Are assets split 50 50 on divorce?
The starting point for dividing assets in divorce proceedings is that there should be an equal division of the matrimonial pot, ie assets split 50 50 on divorce. However, there are factors that may be taken into account which deviate from this starting point.
If the matter is before the Royal Court, the Court will take into account all the circumstances of the case to determine what is fair and reasonable for the parties. The Court will only deviate from the concept of equal division, namely assets split 50 50 on divorce, where it is proportionate to do so.
There may be certain aspects of the matrimonial pot which the Court does not deem fair to include as part of the parties’ division. This is where legal arguments come into play in order to protect certain assets of one party, such as pre-acquired property, businesses, inheritance and gifts. Although it must be noted that, where it would be inequitable for the Court not to regard an asset in order to provide equal standing for the parties, it would be unconscionable of the Court not to take it into consideration.
Can inheritance be considered for division of assets split 50 50 on divorce?
Inheritance received is on a case-by-case basis and, as such, it cannot be said for certain whether it would be quarantined or excluded from the matrimonial pot.
In cases where inheritance may be included, it is where a spouse or the children’s needs are unable to be adequately met without giving consideration or weight to it. In contrast, if the needs are met by the assets which the parties’ have available, then this will be taken into account upon division.
The length of the marriage will also be a factor, as well as the consideration as to whether the inherited assets have been included as part of the duration of the marriage.
Will a business always need to be sold on divorce?
The simple answer, not always. However, this does not mean that the business will not be taken into consideration.
Of course, the value of a business may be of significant importance when calculating what is in the parties’ matrimonial pot.
The Court would not order for a business to be sold where it affords financial support for the family.
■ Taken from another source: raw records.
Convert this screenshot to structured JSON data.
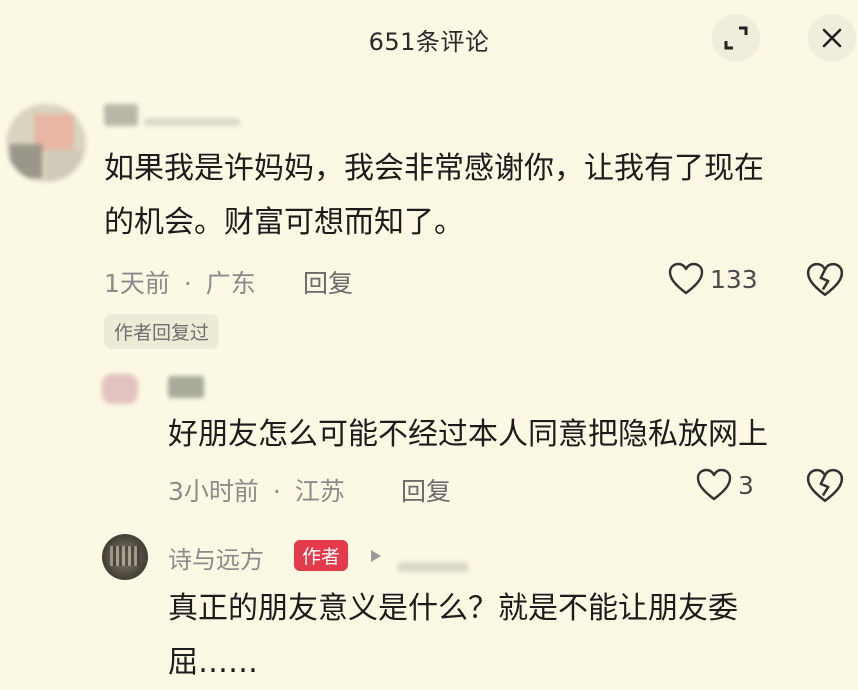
{
  "header": {
    "title": "651条评论"
  },
  "comments": [
    {
      "text_line1": "如果我是许妈妈，我会非常感谢你，让我有了现在",
      "text_line2": "的机会。财富可想而知了。",
      "time": "1天前",
      "dot": "·",
      "location": "广东",
      "reply_label": "回复",
      "likes": "133",
      "author_replied": "作者回复过"
    },
    {
      "text": "好朋友怎么可能不经过本人同意把隐私放网上",
      "time": "3小时前",
      "dot": "·",
      "location": "江苏",
      "reply_label": "回复",
      "likes": "3"
    },
    {
      "username": "诗与远方",
      "badge": "作者",
      "text_line1": "真正的朋友意义是什么？就是不能让朋友委",
      "text_line2": "屈……"
    }
  ],
  "icons": {
    "collapse": "collapse-icon",
    "close": "close-icon",
    "heart": "heart-icon",
    "dislike": "broken-heart-icon",
    "play": "play-icon"
  },
  "colors": {
    "background": "#fbf8e4",
    "badge": "#e53a49",
    "meta": "#8b8b8b"
  }
}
The aim in this sense would be to preserve the business to continue to allow for the monies it provides for the family’s financial stability.
In order to arrive at a solution which suits everyone, with the least amount of direct dealings between the parties, it is likely that one party would continue to run the business and receive an income derived from the business. However, at the same time, the other party would continue to receive an award, for example ongoing spousal maintenance.
What about pensions?
In matrimonial law, pensions are considered on the basis of their ‘cash equivalent transfer value’ (CETV). This where your pension provider offers a lump sum figure on the basis that you give up any future claims to your current pension scheme. If you agree to the offer provided, this is known as a final salary pension transfer.
The concept of ‘cash equivalent’ can be confusing; it is therefore important to note that by agreeing to the offer, you will not receive a lump sum in cash. When it comes to division, the lump sum figure should not be regarded as a liquid asset.
In situations where a lump sum may be awarded to a spouse from the CETV value, it is important to seek the advice of a pensions expert as to what would be available should you be ordered to provide your spouse with a lump sum. It is also advisable to seek confirmation as to when you are able to access the monies, should this be before the usual age of retirement.
To conclude, division of financial assets can be a difficult process; it is not always as straightforward as assets being split 50 50 on divorce. It is important to seek independent legal advice in order to achieve what is fair and reasonable in accordance with your needs, and to afford you the best possible solution in your endeavours for independent living.